“He said it would just be temporary,” Kenyon said. “I knew he was lying. But what could I do?”
“Indeed. What could you do? If you didn’t oblige him, he’d tell the IRS what a bad boy you’d been? Right?”
Kenyon shrugged and nodded.
“And besides, you had forty-six million of oil-for-food money in the Caledonian Bank and Trust Limited. If the IRS got involved, you’d be liable to lose that, too. Right?”
“What do you want me to say?”
“This interview of Philip J. Kenyon III is terminated, subject to recall, at seven-fifteen p.m. central standard time, 12 August 2005. All parties present at the commencement were present throughout the interview,” Doherty said, then reached over and reclaimed his tape recorder from Kenyon’s knees.
“Go to the toilet, Tubby,” Castillo ordered. “Close the door and sit on it.”
“My clothes?”
Castillo pointed to the toilet.
Kenyon got awkwardly to his feet and walked naked down the aisle.

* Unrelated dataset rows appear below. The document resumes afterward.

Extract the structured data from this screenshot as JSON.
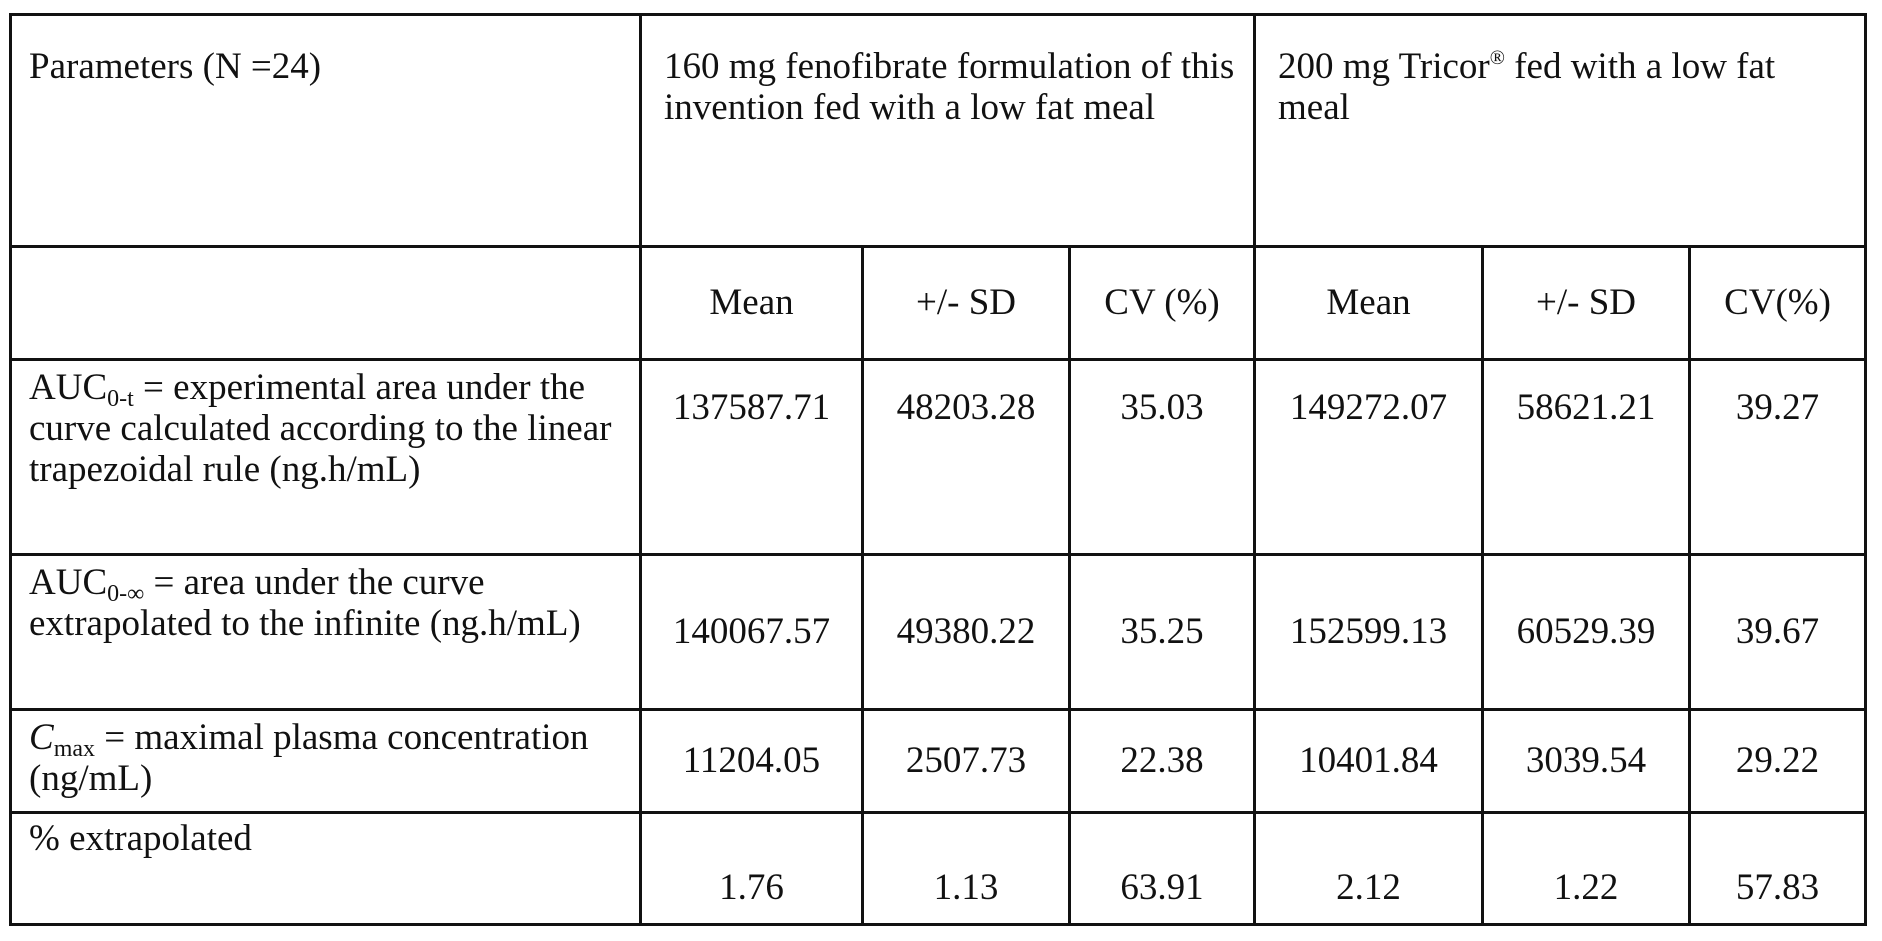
{
  "table": {
    "corner_label": "Parameters (N =24)",
    "groups": [
      {
        "label": "160 mg fenofibrate formulation of this invention fed with a low fat meal"
      },
      {
        "label_before": "200 mg Tricor",
        "label_sup": "®",
        "label_after": " fed with a low fat meal"
      }
    ],
    "subheaders": [
      "Mean",
      "+/- SD",
      "CV (%)",
      "Mean",
      "+/- SD",
      "CV(%)"
    ],
    "rows": [
      {
        "label_sym": "AUC",
        "label_sub": "0-t",
        "label_text": "  = experimental area under the curve calculated according to the linear trapezoidal rule (ng.h/mL)",
        "values": [
          "137587.71",
          "48203.28",
          "35.03",
          "149272.07",
          "58621.21",
          "39.27"
        ]
      },
      {
        "label_sym": "AUC",
        "label_sub": "0-∞",
        "label_text": " = area under the curve extrapolated to the infinite (ng.h/mL)",
        "values": [
          "140067.57",
          "49380.22",
          "35.25",
          "152599.13",
          "60529.39",
          "39.67"
        ]
      },
      {
        "label_sym": "C",
        "label_sub": "max",
        "label_text": " = maximal plasma concentration (ng/mL)",
        "values": [
          "11204.05",
          "2507.73",
          "22.38",
          "10401.84",
          "3039.54",
          "29.22"
        ]
      },
      {
        "label_text": "% extrapolated",
        "values": [
          "1.76",
          "1.13",
          "63.91",
          "2.12",
          "1.22",
          "57.83"
        ]
      }
    ]
  }
}
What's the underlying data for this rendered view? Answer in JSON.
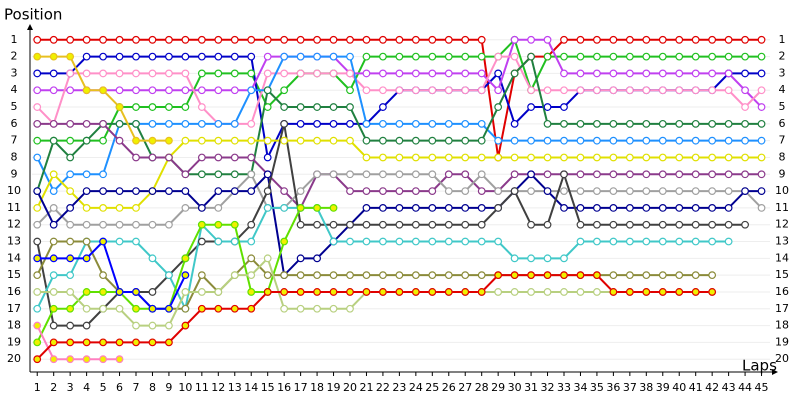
{
  "chart_data": {
    "type": "lap",
    "y_label": "Position",
    "x_label": "Laps",
    "x": [
      1,
      2,
      3,
      4,
      5,
      6,
      7,
      8,
      9,
      10,
      11,
      12,
      13,
      14,
      15,
      16,
      17,
      18,
      19,
      20,
      21,
      22,
      23,
      24,
      25,
      26,
      27,
      28,
      29,
      30,
      31,
      32,
      33,
      34,
      35,
      36,
      37,
      38,
      39,
      40,
      41,
      42,
      43,
      44,
      45
    ],
    "xlim": [
      0.5,
      46
    ],
    "xticks": [
      1,
      2,
      3,
      4,
      5,
      6,
      7,
      8,
      9,
      10,
      11,
      12,
      13,
      14,
      15,
      16,
      17,
      18,
      19,
      20,
      21,
      22,
      23,
      24,
      25,
      26,
      27,
      28,
      29,
      30,
      31,
      32,
      33,
      34,
      35,
      36,
      37,
      38,
      39,
      40,
      41,
      42,
      43,
      44,
      45
    ],
    "ylim": [
      0,
      21
    ],
    "y_inverted": true,
    "yticks": [
      1,
      2,
      3,
      4,
      5,
      6,
      7,
      8,
      9,
      10,
      11,
      12,
      13,
      14,
      15,
      16,
      17,
      18,
      19,
      20
    ],
    "y2lim": [
      0,
      21
    ],
    "y2ticks": [
      1,
      2,
      3,
      4,
      5,
      6,
      7,
      8,
      9,
      10,
      11,
      12,
      13,
      14,
      15,
      16,
      17,
      18,
      19,
      20
    ],
    "grid": true,
    "series": [
      {
        "color": "#e00000",
        "values": [
          1,
          1,
          1,
          1,
          1,
          1,
          1,
          1,
          1,
          1,
          1,
          1,
          1,
          1,
          1,
          1,
          1,
          1,
          1,
          1,
          1,
          1,
          1,
          1,
          1,
          1,
          1,
          1,
          8,
          3,
          2,
          2,
          1,
          1,
          1,
          1,
          1,
          1,
          1,
          1,
          1,
          1,
          1,
          1,
          1
        ]
      },
      {
        "color": "#20c020",
        "values": [
          7,
          7,
          7,
          7,
          7,
          5,
          5,
          5,
          5,
          5,
          3,
          3,
          3,
          3,
          5,
          4,
          3,
          3,
          3,
          4,
          2,
          2,
          2,
          2,
          2,
          2,
          2,
          2,
          2,
          1,
          4,
          2,
          2,
          2,
          2,
          2,
          2,
          2,
          2,
          2,
          2,
          2,
          2,
          2,
          2
        ]
      },
      {
        "color": "#0000c8",
        "values": [
          3,
          3,
          3,
          2,
          2,
          2,
          2,
          2,
          2,
          2,
          2,
          2,
          2,
          2,
          8,
          6,
          6,
          6,
          6,
          6,
          6,
          5,
          4,
          4,
          4,
          4,
          4,
          4,
          3,
          6,
          5,
          5,
          5,
          4,
          4,
          4,
          4,
          4,
          4,
          4,
          4,
          4,
          3,
          3,
          3
        ]
      },
      {
        "color": "#c040f0",
        "values": [
          4,
          4,
          4,
          4,
          4,
          4,
          4,
          4,
          4,
          4,
          4,
          4,
          4,
          4,
          2,
          2,
          2,
          2,
          2,
          3,
          3,
          3,
          3,
          3,
          3,
          3,
          3,
          3,
          4,
          1,
          1,
          1,
          3,
          3,
          3,
          3,
          3,
          3,
          3,
          3,
          3,
          3,
          3,
          4,
          5
        ]
      },
      {
        "color": "#ff90c8",
        "values": [
          5,
          6,
          3,
          3,
          3,
          3,
          3,
          3,
          3,
          3,
          5,
          6,
          6,
          6,
          3,
          3,
          3,
          3,
          3,
          3,
          4,
          4,
          4,
          4,
          4,
          4,
          4,
          4,
          2,
          2,
          4,
          4,
          4,
          4,
          4,
          4,
          4,
          4,
          4,
          4,
          4,
          4,
          4,
          5,
          4
        ]
      },
      {
        "color": "#1e90ff",
        "values": [
          8,
          10,
          9,
          9,
          9,
          6,
          6,
          6,
          6,
          6,
          6,
          6,
          6,
          4,
          4,
          2,
          2,
          2,
          2,
          2,
          6,
          6,
          6,
          6,
          6,
          6,
          6,
          6,
          7,
          7,
          7,
          7,
          7,
          7,
          7,
          7,
          7,
          7,
          7,
          7,
          7,
          7,
          7,
          7,
          7
        ]
      },
      {
        "color": "#208040",
        "values": [
          10,
          7,
          8,
          7,
          6,
          6,
          6,
          8,
          8,
          9,
          9,
          9,
          9,
          9,
          4,
          5,
          5,
          5,
          5,
          5,
          7,
          7,
          7,
          7,
          7,
          7,
          7,
          7,
          5,
          3,
          2,
          6,
          6,
          6,
          6,
          6,
          6,
          6,
          6,
          6,
          6,
          6,
          6,
          6,
          6
        ]
      },
      {
        "color": "#e0e000",
        "values": [
          11,
          9,
          10,
          11,
          11,
          11,
          11,
          10,
          8,
          7,
          7,
          7,
          7,
          7,
          7,
          7,
          7,
          7,
          7,
          7,
          8,
          8,
          8,
          8,
          8,
          8,
          8,
          8,
          8,
          8,
          8,
          8,
          8,
          8,
          8,
          8,
          8,
          8,
          8,
          8,
          8,
          8,
          8,
          8,
          8
        ]
      },
      {
        "color": "#8b3a8b",
        "values": [
          6,
          6,
          6,
          6,
          6,
          7,
          8,
          8,
          8,
          9,
          8,
          8,
          8,
          8,
          9,
          10,
          11,
          9,
          9,
          10,
          10,
          10,
          10,
          10,
          10,
          9,
          9,
          10,
          10,
          9,
          9,
          9,
          9,
          9,
          9,
          9,
          9,
          9,
          9,
          9,
          9,
          9,
          9,
          9,
          9
        ]
      },
      {
        "color": "#a0a0a0",
        "values": [
          12,
          11,
          12,
          12,
          12,
          12,
          12,
          12,
          12,
          11,
          11,
          11,
          10,
          9,
          11,
          11,
          10,
          9,
          9,
          9,
          9,
          9,
          9,
          9,
          9,
          10,
          10,
          9,
          10,
          10,
          10,
          10,
          10,
          10,
          10,
          10,
          10,
          10,
          10,
          10,
          10,
          10,
          10,
          10,
          11
        ]
      },
      {
        "color": "#000090",
        "values": [
          10,
          12,
          11,
          10,
          10,
          10,
          10,
          10,
          10,
          10,
          11,
          10,
          10,
          10,
          9,
          15,
          14,
          14,
          13,
          12,
          11,
          11,
          11,
          11,
          11,
          11,
          11,
          11,
          11,
          10,
          9,
          10,
          11,
          11,
          11,
          11,
          11,
          11,
          11,
          11,
          11,
          11,
          11,
          10,
          10
        ]
      },
      {
        "color": "#404040",
        "values": [
          13,
          18,
          18,
          18,
          17,
          16,
          16,
          16,
          15,
          14,
          13,
          13,
          13,
          12,
          10,
          6,
          12,
          12,
          12,
          12,
          12,
          12,
          12,
          12,
          12,
          12,
          12,
          12,
          11,
          10,
          12,
          12,
          9,
          12,
          12,
          12,
          12,
          12,
          12,
          12,
          12,
          12,
          12,
          12,
          null
        ]
      },
      {
        "color": "#40c8c8",
        "values": [
          17,
          15,
          15,
          13,
          13,
          13,
          13,
          14,
          15,
          17,
          12,
          13,
          13,
          13,
          11,
          11,
          11,
          11,
          13,
          13,
          13,
          13,
          13,
          13,
          13,
          13,
          13,
          13,
          13,
          14,
          14,
          14,
          14,
          13,
          13,
          13,
          13,
          13,
          13,
          13,
          13,
          13,
          13,
          null,
          null
        ]
      },
      {
        "color": "#8b8b3a",
        "values": [
          15,
          13,
          13,
          13,
          15,
          16,
          16,
          17,
          17,
          17,
          15,
          16,
          15,
          14,
          15,
          15,
          15,
          15,
          15,
          15,
          15,
          15,
          15,
          15,
          15,
          15,
          15,
          15,
          15,
          15,
          15,
          15,
          15,
          15,
          15,
          15,
          15,
          15,
          15,
          15,
          15,
          15,
          null,
          null,
          null
        ]
      },
      {
        "color": "#60e000",
        "marker_fill": "#f0f000",
        "values": [
          19,
          17,
          17,
          16,
          16,
          16,
          17,
          17,
          17,
          14,
          12,
          12,
          12,
          16,
          16,
          13,
          11,
          11,
          11,
          null,
          null,
          null,
          null,
          null,
          null,
          null,
          null,
          null,
          null,
          null,
          null,
          null,
          null,
          null,
          null,
          null,
          null,
          null,
          null,
          null,
          null,
          null,
          null,
          null,
          null
        ]
      },
      {
        "color": "#b8d080",
        "values": [
          16,
          16,
          16,
          17,
          17,
          17,
          18,
          18,
          18,
          16,
          16,
          16,
          15,
          15,
          14,
          17,
          17,
          17,
          17,
          17,
          16,
          16,
          16,
          16,
          16,
          16,
          16,
          16,
          16,
          16,
          16,
          16,
          16,
          16,
          16,
          16,
          16,
          16,
          16,
          16,
          16,
          16,
          null,
          null,
          null
        ]
      },
      {
        "color": "#e8c020",
        "marker_fill": "#f0f000",
        "values": [
          2,
          2,
          2,
          4,
          4,
          5,
          7,
          7,
          7,
          null,
          null,
          null,
          null,
          null,
          null,
          null,
          null,
          null,
          null,
          null,
          null,
          null,
          null,
          null,
          null,
          null,
          null,
          null,
          null,
          null,
          null,
          null,
          null,
          null,
          null,
          null,
          null,
          null,
          null,
          null,
          null,
          null,
          null,
          null,
          null
        ]
      },
      {
        "color": "#ff80c0",
        "marker_fill": "#f0f000",
        "values": [
          18,
          20,
          20,
          20,
          20,
          20,
          null,
          null,
          null,
          null,
          null,
          null,
          null,
          null,
          null,
          null,
          null,
          null,
          null,
          null,
          null,
          null,
          null,
          null,
          null,
          null,
          null,
          null,
          null,
          null,
          null,
          null,
          null,
          null,
          null,
          null,
          null,
          null,
          null,
          null,
          null,
          null,
          null,
          null,
          null
        ]
      },
      {
        "color": "#0000ff",
        "marker_fill": "#f0f000",
        "values": [
          14,
          14,
          14,
          14,
          13,
          16,
          16,
          17,
          17,
          15,
          null,
          null,
          null,
          null,
          null,
          null,
          null,
          null,
          null,
          null,
          null,
          null,
          null,
          null,
          null,
          null,
          null,
          null,
          null,
          null,
          null,
          null,
          null,
          null,
          null,
          null,
          null,
          null,
          null,
          null,
          null,
          null,
          null,
          null,
          null
        ]
      },
      {
        "color": "#e00000",
        "marker_fill": "#f0f000",
        "values": [
          20,
          19,
          19,
          19,
          19,
          19,
          19,
          19,
          19,
          18,
          17,
          17,
          17,
          17,
          16,
          16,
          16,
          16,
          16,
          16,
          16,
          16,
          16,
          16,
          16,
          16,
          16,
          16,
          15,
          15,
          15,
          15,
          15,
          15,
          15,
          16,
          16,
          16,
          16,
          16,
          16,
          16,
          null,
          null,
          null
        ]
      }
    ]
  }
}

“What do we do with him?” Castillo asked when the toilet door had been closed.
“You’re asking me, Colonel?” Doherty asked.
“Why not? You’re in the criminal business, I’m in the terrorist business, and whatever else that miserable shit is I don’t think he’s a terrorist.”
“He’s a coconspirator,” Doherty said. “And an accessory before and after the fact.”
“If you say so. So what do you want to do with him?”
“Anybody interested in what I think?” Delchamps asked.
“Not that I know of,” Castillo said, seriously.
“Fuck you, Ace,” Delchamps said, good-naturedly. “Well, now that you’ve asked for my opinion: How about Jack coming up with some really good interrogators and finding out what else Tubby knows, with these two”—he nodded toward the Secret Service agents—“suitably briefed, sitting in on it to ask questions of their own.”
“Transcripts of the interrogation, copies of everything, to OOA,” Castillo said. “And they don’t go near a United States Attorney until we decide they should.”
“I don’t like that last,” Doherty said.
“I didn’t think you would,” Castillo said. “But what does that mean?”
“We do everything that Edgar said,” Doherty said. “What’s the risk of him getting on the phone and asking somebody for help?”
“I think we should tell him that his phones are going to be tapped and that he’s going to have a Secret Service buddy with him day and night until we’re through with him and that, if he’s a bad boy, he goes straight to the Florence ADMAX and does not pass Go,” Castillo said.
He looked at Doherty.
“Okay,” Doherty said. “And now what? I mean, right now?”
“We go back to Midland, and tonight we have dinner with my grandmother. And in the morning, we go to Buenos Aires.”
Doherty nodded.
Castillo walked forward to the cockpit.
“How did it go?” Jake Torine asked.
“Better than I dared hope. But we have to go to Buenos Aires first thing in the morning.”